China banks may nurse huge losses in extreme case: International Monetary Fund

China's biggest commercial banks face systemic risks if a combination of credit, property, currency and yield curve shocks that could be withstood in isolation were to occur together, the International Monetary Fund warned on Tuesday.
The International Monetary Fund warned Tuesday that China’s banks face growing risks that might hamper growth, adding to concern about the world’s second-largest economy amid Europe’s debt crisis.

The IMF’s comments add to warnings by industry analysts that state-owned banks face a possible rise in bad loans and other problems after a lending boom that helped China rebound quickly from the 2008 global crisis.
But China can contain these dangers by freeing up financial markets to give investors, commercial banks and the central bank greater autonomy from government control, the fund said in its first-ever review of the Chinese financial system.

While not predicting an imminent disaster, the IMF made clear China needs to act quickly because it is vulnerable to destabilising asset bubbles.

"The existing configuration of financial policies fosters high savings, structurally high levels of liquidity, and a high risk of capital misallocation and asset bubbles, particularly in real estate," the IMF said.

The 126-page report, completed in June but published only on Tuesday, contains 29 key recommendations.
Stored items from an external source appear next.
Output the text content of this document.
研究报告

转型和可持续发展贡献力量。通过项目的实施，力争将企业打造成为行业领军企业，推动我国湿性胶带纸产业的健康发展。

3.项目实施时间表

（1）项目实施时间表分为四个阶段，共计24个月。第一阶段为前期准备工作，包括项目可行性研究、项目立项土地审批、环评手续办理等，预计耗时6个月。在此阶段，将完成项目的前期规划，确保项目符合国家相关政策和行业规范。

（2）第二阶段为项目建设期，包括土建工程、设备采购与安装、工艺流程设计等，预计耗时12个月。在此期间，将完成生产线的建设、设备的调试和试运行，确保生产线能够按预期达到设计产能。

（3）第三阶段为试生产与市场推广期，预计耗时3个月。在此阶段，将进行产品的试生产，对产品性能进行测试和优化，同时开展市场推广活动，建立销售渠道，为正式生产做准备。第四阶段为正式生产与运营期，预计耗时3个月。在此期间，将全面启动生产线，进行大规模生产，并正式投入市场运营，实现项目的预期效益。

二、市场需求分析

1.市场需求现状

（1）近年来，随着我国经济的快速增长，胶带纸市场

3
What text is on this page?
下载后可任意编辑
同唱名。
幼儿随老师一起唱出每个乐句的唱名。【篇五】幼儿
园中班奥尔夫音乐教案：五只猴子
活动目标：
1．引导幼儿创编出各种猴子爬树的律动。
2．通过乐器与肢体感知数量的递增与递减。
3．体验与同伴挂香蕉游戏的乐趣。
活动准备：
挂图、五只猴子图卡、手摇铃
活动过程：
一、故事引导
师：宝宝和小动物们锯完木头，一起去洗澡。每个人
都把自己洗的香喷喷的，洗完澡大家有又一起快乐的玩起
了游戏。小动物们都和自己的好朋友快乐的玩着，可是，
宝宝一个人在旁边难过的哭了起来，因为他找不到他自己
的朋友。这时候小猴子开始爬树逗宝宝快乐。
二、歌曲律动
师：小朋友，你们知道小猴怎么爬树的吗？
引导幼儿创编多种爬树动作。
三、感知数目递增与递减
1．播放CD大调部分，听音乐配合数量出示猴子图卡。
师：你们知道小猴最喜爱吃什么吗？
The fund said it ran a stress test on 17 banks that account for 83 percent of China's commercial banking system.

The test, done in collaboration with the Chinese central bank and bank regulator, showed banks' non-performing-loan ratios rose by at least one percentage point for each one-percentage-point drop in gross domestic product.
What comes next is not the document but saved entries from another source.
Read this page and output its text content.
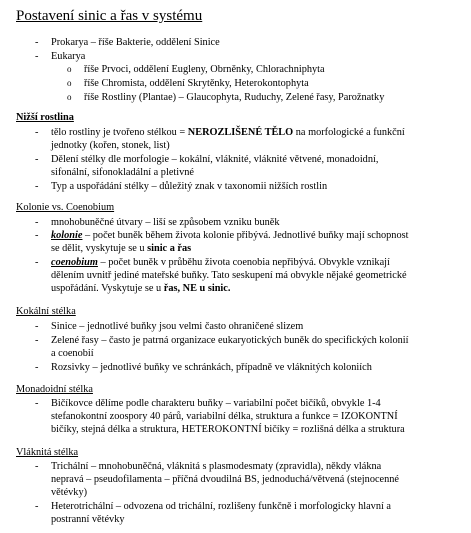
Postavení sinic a řas v systému
- Prokarya – říše Bakterie, oddělení Sinice
- Eukarya
o říše Prvoci, oddělení Eugleny, Obrněnky, Chlorachniphyta
o říše Chromista, oddělení Skrytěnky, Heterokontophyta
o říše Rostliny (Plantae) – Glaucophyta, Ruduchy, Zelené řasy, Parožnatky
Nižší rostlina
- tělo rostliny je tvořeno stélkou = NEROZLIŠENÉ TĚLO na morfologické a funkční
jednotky (kořen, stonek, list)
- Dělení stélky dle morfologie – kokální, vláknité, vláknité větvené, monadoidní,
sifonální, sifonokladální a pletivné
- Typ a uspořádání stélky – důležitý znak v taxonomii nižších rostlin
Kolonie vs. Coenobium
- mnohobuněčné útvary – liší se způsobem vzniku buněk
- kolonie – počet buněk během života kolonie přibývá. Jednotlivé buňky mají schopnost
se dělit, vyskytuje se u sinic a řas
- coenobium – počet buněk v průběhu života coenobia nepřibývá. Obvykle vznikají
dělením uvnitř jediné mateřské buňky. Tato seskupení má obvykle nějaké geometrické
uspořádání. Vyskytuje se u řas, NE u sinic.
Kokální stélka
- Sinice – jednotlivé buňky jsou velmi často ohraničené slizem
- Zelené řasy – často je patrná organizace eukaryotických buněk do specifických kolonií
a coenobií
- Rozsivky – jednotlivé buňky ve schránkách, případně ve vláknitých koloniích
Monadoidní stélka
- Bičíkovce dělíme podle charakteru buňky – variabilní počet bičíků, obvykle 1-4
stefanokontní zoospory 40 párů, variabilní délka, struktura a funkce = IZOKONTNÍ
bičíky, stejná délka a struktura, HETEROKONTNÍ bičíky = rozlišná délka a struktura
Vláknitá stélka
- Trichální – mnohobuněčná, vláknitá s plasmodesmaty (zpravidla), někdy vlákna
nepravá – pseudofilamenta – příčná dvoudilná BS, jednoduchá/větvená (stejnocenné
větévky)
- Heterotrichální – odvozena od trichální, rozlišeny funkčně i morfologicky hlavní a
postranní větévky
Under a severe scenario where banks suffer a confluence of shocks, capital adequacy ratios -- or credit safety nets -- of lenders accounting for about a fifth of China's total banking assets fell below the regulatory minimum of 8 percent.

The IMF said the severe scenario assumes annual economic growth of 4 percent; M2 (money supply) growth of around 10 percent; a property price tumble of nearly 26 percent, and a change in deposit and lending rates of 95 basis points.

However, the Chinese government's response on Tuesday to the report suggested Beijing is not rushing to heed the fund's advice.

"We have also noticed that the report contains several points of view that are not sufficiently comprehensive and objective," the People's Bank of China said in a statement published on its website.

"The government's sway over financial markets has already evolved from direct intervention to asserting influence through regulation of financial companies," the central bank said.

It added that China needs to do its own studies to gauge the feasibility of the IMF's recommendations. Banks “appear to be resilient to isolated shocks” such as a fall in real estate prices, exchange rate changes or deterioration in asset quality, the IMF said.

“If several of these risks were to occur at the same time, however, the banking system could be severely impacted,” it said.

The IMF said its ability to assess the full extent of risks was hampered by incomplete data, lack of a sufficiently long financial record and lack of access to confidential data.